Ein gelungener erster bunter Stein

9. November 2014 / SRK / 0 Comments

Der_JahrbuchcodeDer Buntstein-Verlag ist das neueste Imprint des ambitionierten Münchner Bookspot-Verlags. Buntstein will anspruchsvolle Kinder- und Jugendliteratur unterschiedlichster Genres für Leser von zwölf Jahren an verlegen. Der erste Titel ist seit Anfang November im Handel erhältlich – der Jugend-Krimi “Der Jahrbuchcode” von Petra Mattfeldt. Und der Rezensent könnte es eigentlich nach dessen Lektüre bei dieser kurzen Wertung bewenden lassen: Der erste “Buntstein” ist gelungen. Dieser bunte Stein ist keine billige Glasperle, sondern erweist sich als ein edler Stein und setzt damit Maßstäbe für weitere Publikationen dieses Verlages.

Die Sommerferien sind beendet und Niklas betritt sein Braunschweiger Gymnasium nunmehr als Neuntklässler. Er hatte es versäumt, sich für eine Arbeitsgemeinschaft (AG) anzumelden, deren Besuch mit Pflichtstundenzahl für die Zulassung zum Abitur erforderlich ist. Für solche Schülern bleibt als Rettungsanker die stets unbeliebte “Jahrbuch-AG”: So gut wie keine freiwilligen Meldungen, dafür die überaus langweilige Aufgabe, das schulische Leben des jeweiligen Schuljahres in Wort und Bild zu dokumentieren. Da Niklas als erster im AG-Raum erscheint, überträgt der Schulrektor Dr. Dornbracht ihm die Leitung. Zur AG stoßen dann noch Mitschüler Eltis, ein Faulenzer, sowie der Achtklässler Philipp. Niklas Miene heitert sich erst auf, als schließlich auch noch Mitschülerin Lilly hinzukommt. In Lilly ist Niklas seit Grundschulzeiten heimlich verliebt.

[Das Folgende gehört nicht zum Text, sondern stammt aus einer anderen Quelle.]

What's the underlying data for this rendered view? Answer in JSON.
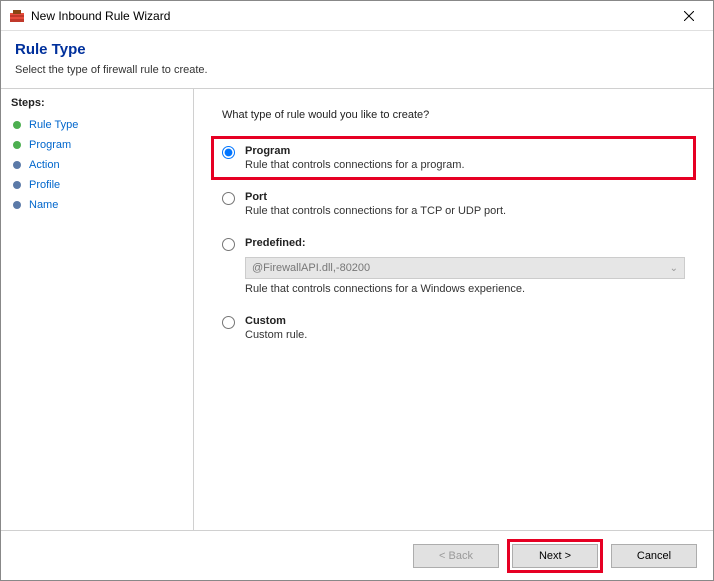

Um sich ein Bild von der Aufgabe zu machen, teilen sich die vier die bisherigen Jahrbücher auf und nehmen sie mit nach Hause. Zu Hause wird Niklas von seinem besten Freund Jonas erwartet, der allerdings eine andere Schule besucht. Die beiden Jungen blättern sich durch die Jahrbücher und stoßen bald auf etwas seltsames: In jedem Jahrbuch taucht auf dem Gruppenfoto der jeweiligen Klasse 10 c immer wieder das selbe Jungengesicht auf. Die Anzahl der Köpfe ist dabei stets um eins größer als die Zahl der Namen in der Bildunterschrift.

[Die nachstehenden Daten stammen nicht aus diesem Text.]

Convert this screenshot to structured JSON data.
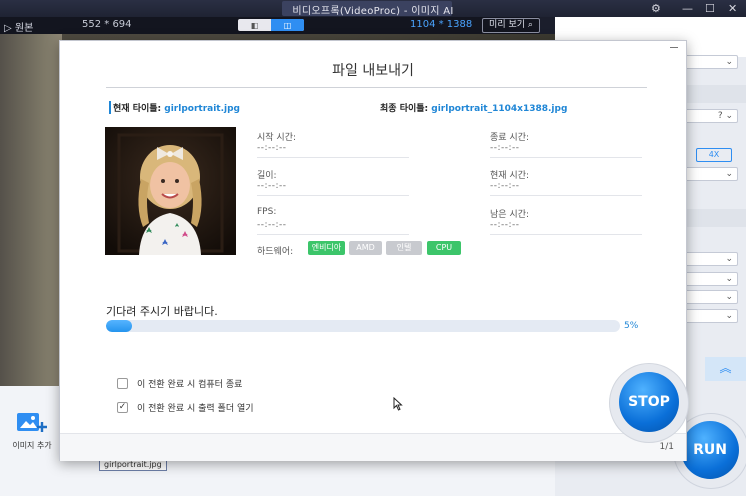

Das elektrisiert die beiden Jungen, sie rufen Lilly an. Auch in ihren Jahrbüchern zeigt sich dieses Phänomen. Tags darauf fragen sie noch bei Philipp und Eltis nach. Überall dasselbe Phänomen. Was hat es damit auf sich? Das wollen insbesondere Niklas und Jonas, der sich nun als Externer der AG anschließt, und Lilly erkunden. Und vor allem wollen sie wissen, ob es auch in den Jahrbüchern vor 1989 diese manipulierten Klassenfotos gibt. Doch diese Bücher sind nicht digitaliert und stehen merkwürdigerweiser in nicht in der Schulbilbliothek. Bei der weiteren Suche tun sich Hindernisse auf; angesprochene Erwachsene scheinen in dieser Sache zu mauern. Gerade das aber macht die drei Detektive um so neugieriger und entschlossener.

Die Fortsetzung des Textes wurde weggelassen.